飛行機に乗って旅立つ海外旅行すら一般的でなかった1960年代、敗戦の痕跡が残っている日本を後にして留学の途についた進取的女性がいる。研究者であり、翻訳者、エッセイストとして活動した日本人作家の須賀敦子だ。彼女の最初のエッセイであり、第30回女流文学賞受賞作でもある「ミラノ霧の風景」をはじめ「コールシア書店の仲間たち」「ヴェネツィアの宿」の3冊が出た。
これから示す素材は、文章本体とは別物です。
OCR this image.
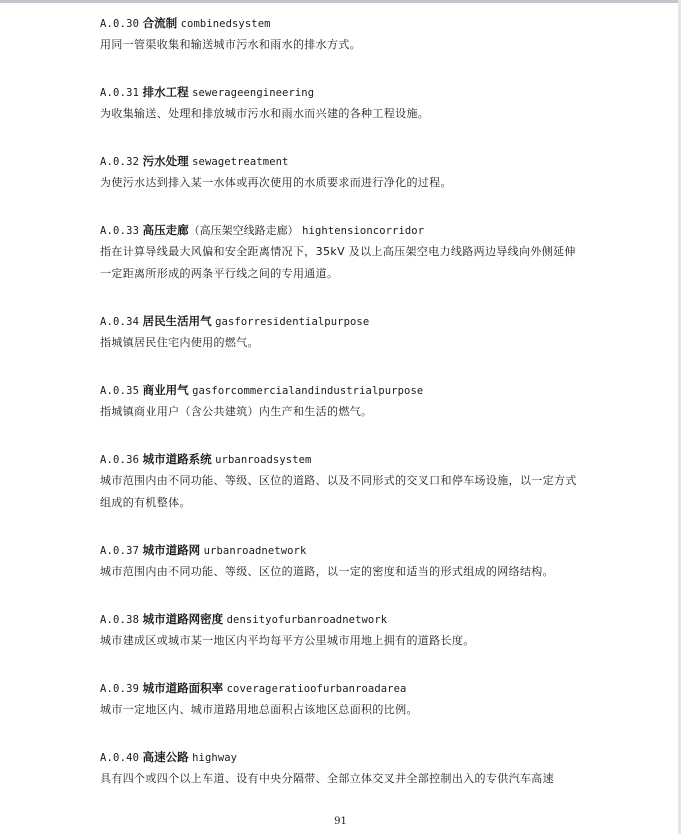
A.0.30 合流制 combinedsystem
用同一管渠收集和输送城市污水和雨水的排水方式。
A.0.31 排水工程 sewerageengineering
为收集输送、处理和排放城市污水和雨水而兴建的各种工程设施。
A.0.32 污水处理 sewagetreatment
为使污水达到排入某一水体或再次使用的水质要求而进行净化的过程。
A.0.33 高压走廊（高压架空线路走廊） hightensioncorridor
指在计算导线最大风偏和安全距离情况下，35kV 及以上高压架空电力线路两边导线向外侧延伸一定距离所形成的两条平行线之间的专用通道。
A.0.34 居民生活用气 gasforresidentialpurpose
指城镇居民住宅内使用的燃气。
A.0.35 商业用气 gasforcommercialandindustrialpurpose
指城镇商业用户（含公共建筑）内生产和生活的燃气。
A.0.36 城市道路系统 urbanroadsystem
城市范围内由不同功能、等级、区位的道路、以及不同形式的交叉口和停车场设施，以一定方式组成的有机整体。
A.0.37 城市道路网 urbanroadnetwork
城市范围内由不同功能、等级、区位的道路，以一定的密度和适当的形式组成的网络结构。
A.0.38 城市道路网密度 densityofurbanroadnetwork
城市建成区或城市某一地区内平均每平方公里城市用地上拥有的道路长度。
A.0.39 城市道路面积率 coverageratioofurbanroadarea
城市一定地区内、城市道路用地总面积占该地区总面积的比例。
A.0.40 高速公路 highway
具有四个或四个以上车道、设有中央分隔带、全部立体交叉并全部控制出入的专供汽车高速
91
女学校を卒業後、花嫁修行に専念して家庭を築くことが当たり前に思われていた時代、作家は親の反対を押し切って、当時、日本初の女子大学に第1期に入学する。その後、より広い世界への憧れと学問的好奇心を抱いて、欧州へと旅立つ。エッセイには、独立した生活を夢見て異国に旅立ってから、十数年ぶりに日本に帰ってきた作家の長い旅路がそのまま盛り込まれている。
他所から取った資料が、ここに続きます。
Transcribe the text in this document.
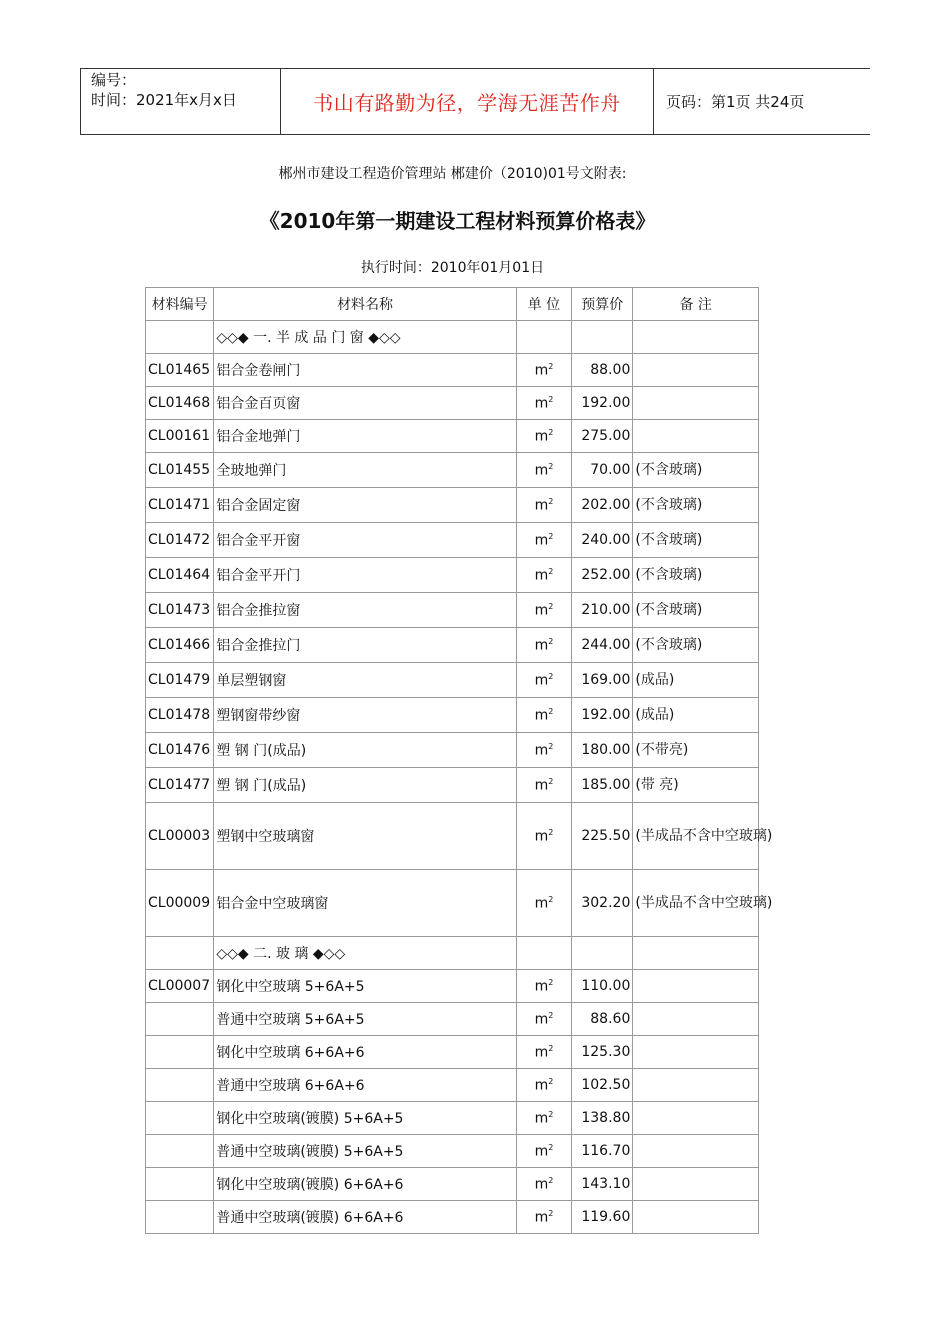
编号：
时间：2021年x月x日	书山有路勤为径，学海无涯苦作舟	页码：第1页 共24页
郴州市建设工程造价管理站 郴建价（2010)01号文附表:
《2010年第一期建设工程材料预算价格表》
执行时间：2010年01月01日
材料编号	材料名称	单 位	预算价	备 注
	◇◇◆ 一. 半 成 品 门 窗 ◆◇◇			
CL01465	铝合金卷闸门	$m^2$	88.00	
CL01468	铝合金百页窗	$m^2$	192.00	
CL00161	铝合金地弹门	$m^2$	275.00	
CL01455	全玻地弹门	$m^2$	70.00	(不含玻璃)
CL01471	铝合金固定窗	$m^2$	202.00	(不含玻璃)
CL01472	铝合金平开窗	$m^2$	240.00	(不含玻璃)
CL01464	铝合金平开门	$m^2$	252.00	(不含玻璃)
CL01473	铝合金推拉窗	$m^2$	210.00	(不含玻璃)
CL01466	铝合金推拉门	$m^2$	244.00	(不含玻璃)
CL01479	单层塑钢窗	$m^2$	169.00	(成品)
CL01478	塑钢窗带纱窗	$m^2$	192.00	(成品)
CL01476	塑 钢 门(成品)	$m^2$	180.00	(不带亮)
CL01477	塑 钢 门(成品)	$m^2$	185.00	(带 亮)
CL00003	塑钢中空玻璃窗	$m^2$	225.50	(半成品不含中空玻璃)
CL00009	铝合金中空玻璃窗	$m^2$	302.20	(半成品不含中空玻璃)
	◇◇◆ 二. 玻 璃 ◆◇◇			
CL00007	钢化中空玻璃 5+6A+5	$m^2$	110.00	
	普通中空玻璃 5+6A+5	$m^2$	88.60	
	钢化中空玻璃 6+6A+6	$m^2$	125.30	
	普通中空玻璃 6+6A+6	$m^2$	102.50	
	钢化中空玻璃(镀膜) 5+6A+5	$m^2$	138.80	
	普通中空玻璃(镀膜) 5+6A+5	$m^2$	116.70	
	钢化中空玻璃(镀膜) 6+6A+6	$m^2$	143.10	
	普通中空玻璃(镀膜) 6+6A+6	$m^2$	119.60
60歳の時に、記憶を手探りしながら書いた初のエッセイ「ミラノ霧の風景」は、ウンベルト・サバ、ジョバンニ・パスコリなどのイタリアの有名文豪の作品からインスピレーションを得て書いた。文学から受けたインスピレーションは、作家が13年間ミラノで留学生活をしながら出会った仲間たちや歩いていた都市の情景と調和しながら、見知らぬ他国での生活が生き生きと描かれている。
少女的感受性が漂う部分もあるが、女性でなく、一人の「人間」として主体的人生を悩んだ若者の思惟の痕跡がなおさら大きい。「コールシア書店の仲間たち」では、第2次世界大戦直後に欧州大陸を襲ったカトリック学生運動を、異邦人として眺めた経験談を繰り広げ、「ヴェネツィアの宿」では、幼年時代と留学初期、60歳を超えて文を書く現在までの物語を、流麗な筆致で書き下ろしていく。日本と欧州、2つの空間を行き来した一人の女性の内密な日記帳を覗くような気がする。